Kefarmasian, maka jawaban dari pertanyaan “Masih Relevankah RUU
Kefarmasian?” adalah, tetap relevan. Hal ini dapat menjawab banyak sekali kabar
miring dan ketidakjelasan yang berkaitan dengan isu kesehatan masyarakat,
ekonomi, inovasi obat obatan, keamanan, dan proteksi konsumen di sektor
kefarmasian, dengan catatan tetap memantau aspek keberlanjutan dan
penyempurnaan RUU Kefarmasian. Perkembangan pada bidang farmasi serta
kesehatan yang terus berubah, seperti kemajuan teknologi, kebutuhan masyarakat
yang beragam, dan perubahan kebijakan global, menyebabkan RUU ini perlu terus
diperbarui agar permanen relevan dan bisa menjawab tantangan yang dihadapi pada
masa depan.

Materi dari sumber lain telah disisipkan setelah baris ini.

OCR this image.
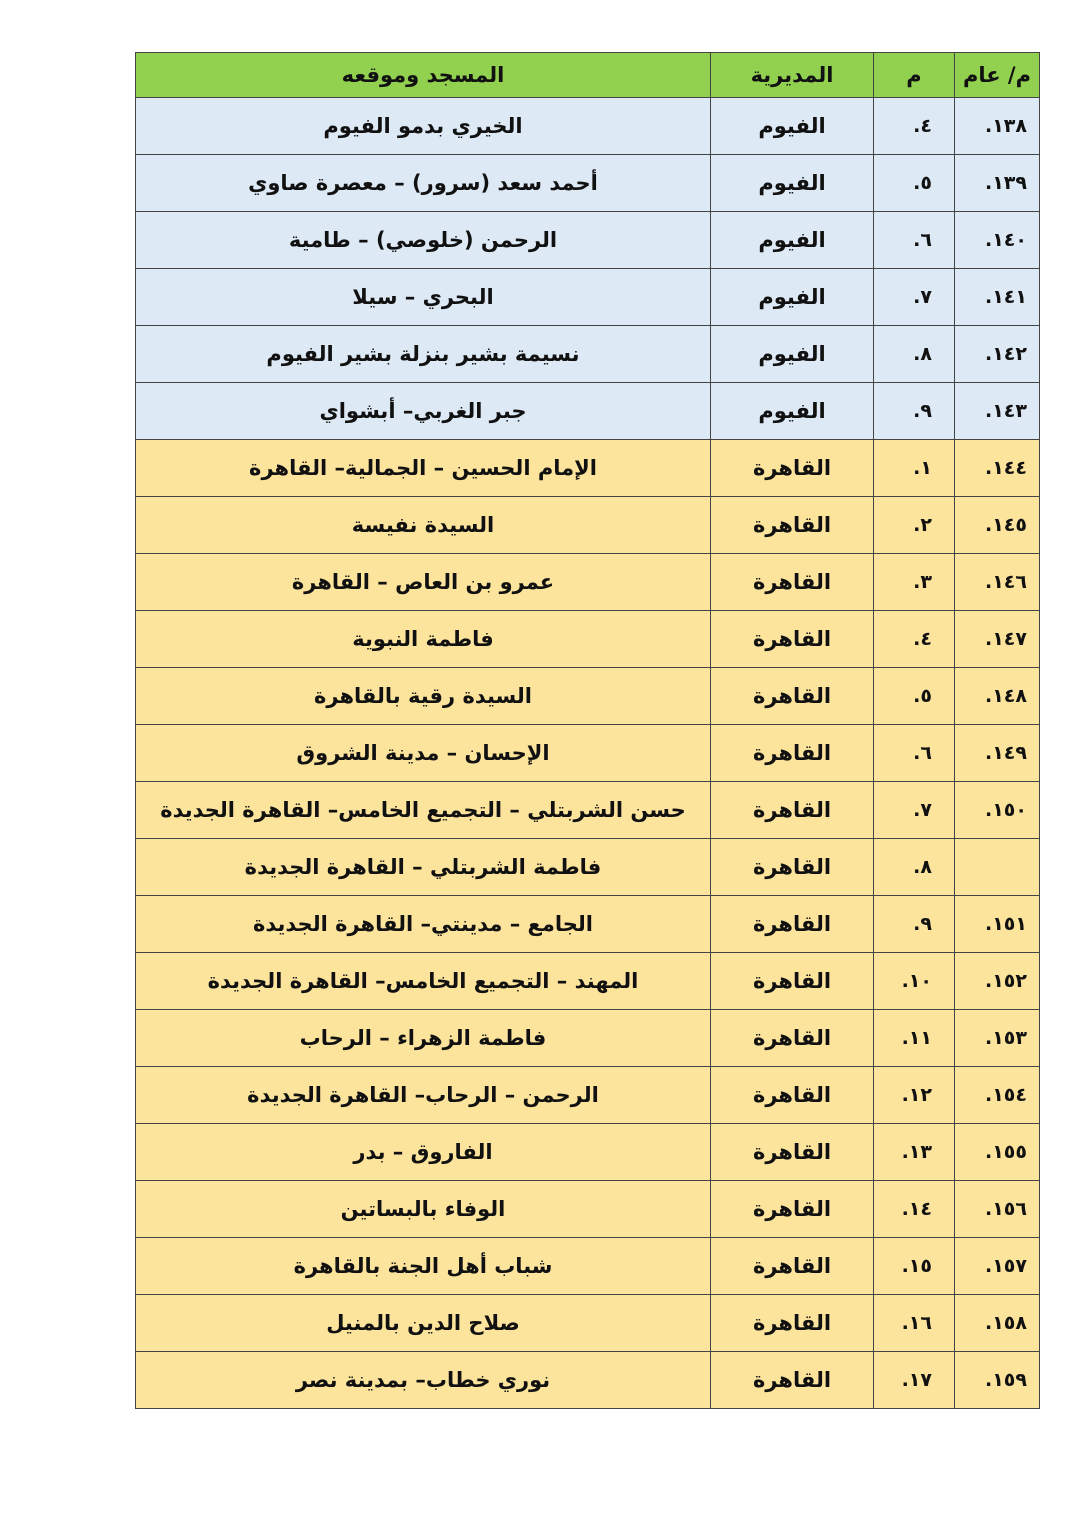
م/ عام	م	المديرية	المسجد وموقعه
١٣٨.	٤.	الفيوم	الخيري بدمو الفيوم
١٣٩.	٥.	الفيوم	أحمد سعد (سرور) – معصرة صاوي
١٤٠.	٦.	الفيوم	الرحمن (خلوصي) – طامية
١٤١.	٧.	الفيوم	البحري – سيلا
١٤٢.	٨.	الفيوم	نسيمة بشير بنزلة بشير الفيوم
١٤٣.	٩.	الفيوم	جبر الغربي– أبشواي
١٤٤.	١.	القاهرة	الإمام الحسين – الجمالية– القاهرة
١٤٥.	٢.	القاهرة	السيدة نفيسة
١٤٦.	٣.	القاهرة	عمرو بن العاص – القاهرة
١٤٧.	٤.	القاهرة	فاطمة النبوية
١٤٨.	٥.	القاهرة	السيدة رقية بالقاهرة
١٤٩.	٦.	القاهرة	الإحسان – مدينة الشروق
١٥٠.	٧.	القاهرة	حسن الشربتلي – التجميع الخامس– القاهرة الجديدة
	٨.	القاهرة	فاطمة الشربتلي – القاهرة الجديدة
١٥١.	٩.	القاهرة	الجامع – مدينتي– القاهرة الجديدة
١٥٢.	١٠.	القاهرة	المهند – التجميع الخامس– القاهرة الجديدة
١٥٣.	١١.	القاهرة	فاطمة الزهراء – الرحاب
١٥٤.	١٢.	القاهرة	الرحمن – الرحاب– القاهرة الجديدة
١٥٥.	١٣.	القاهرة	الفاروق – بدر
١٥٦.	١٤.	القاهرة	الوفاء بالبساتين
١٥٧.	١٥.	القاهرة	شباب أهل الجنة بالقاهرة
١٥٨.	١٦.	القاهرة	صلاح الدين بالمنيل
١٥٩.	١٧.	القاهرة	نوري خطاب– بمدينة نصر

Namun, tetap pada poin terpenting dari RUU Kefarmasian yang masih
sangat relevan untuk dibahas saat ini, ialah karena farmasis membutuhkan kejelasan
dan payung hukum di Indonesia.

Referensi :

[1] Mahendradhata, Y., Trisnantoro, L., Listyadewi, S., Soewondo, P.,


Marthias, T., Harimurti, P., & Prawira, J. (2017). The Republic of Indonesia
health system review. Health systems in transition, 7(1).
[2] Rahanra, N. K., Supriyanto, S., & Suryanto, H. (2018). Health Services in
Health Centers Located Regions, Limitations, and Islands. Health
Notions, 2(5), 586-591.
[3] Ikhsan, M., & Wahab, S. (2021). Kepastian Hukum Tenaga Kefarmasian
Dalam Menyelenggarakan Pelayanan Kefarmasian. Jurnal Hukum
Kesehatan Indonesia, 1(02), 106-120.
[4] Mackey, T. K., & Nayyar, G. (2016). Digital danger: a review of the
global public health, patient safety and cybersecurity threats posed by illicit
online pharmacies. British medical bulletin, 118(1), 110-126.
[5] Kusumadara, A. (2000). Analysis of the failure of the implementation of
Intellectual Property Laws In Indonesia.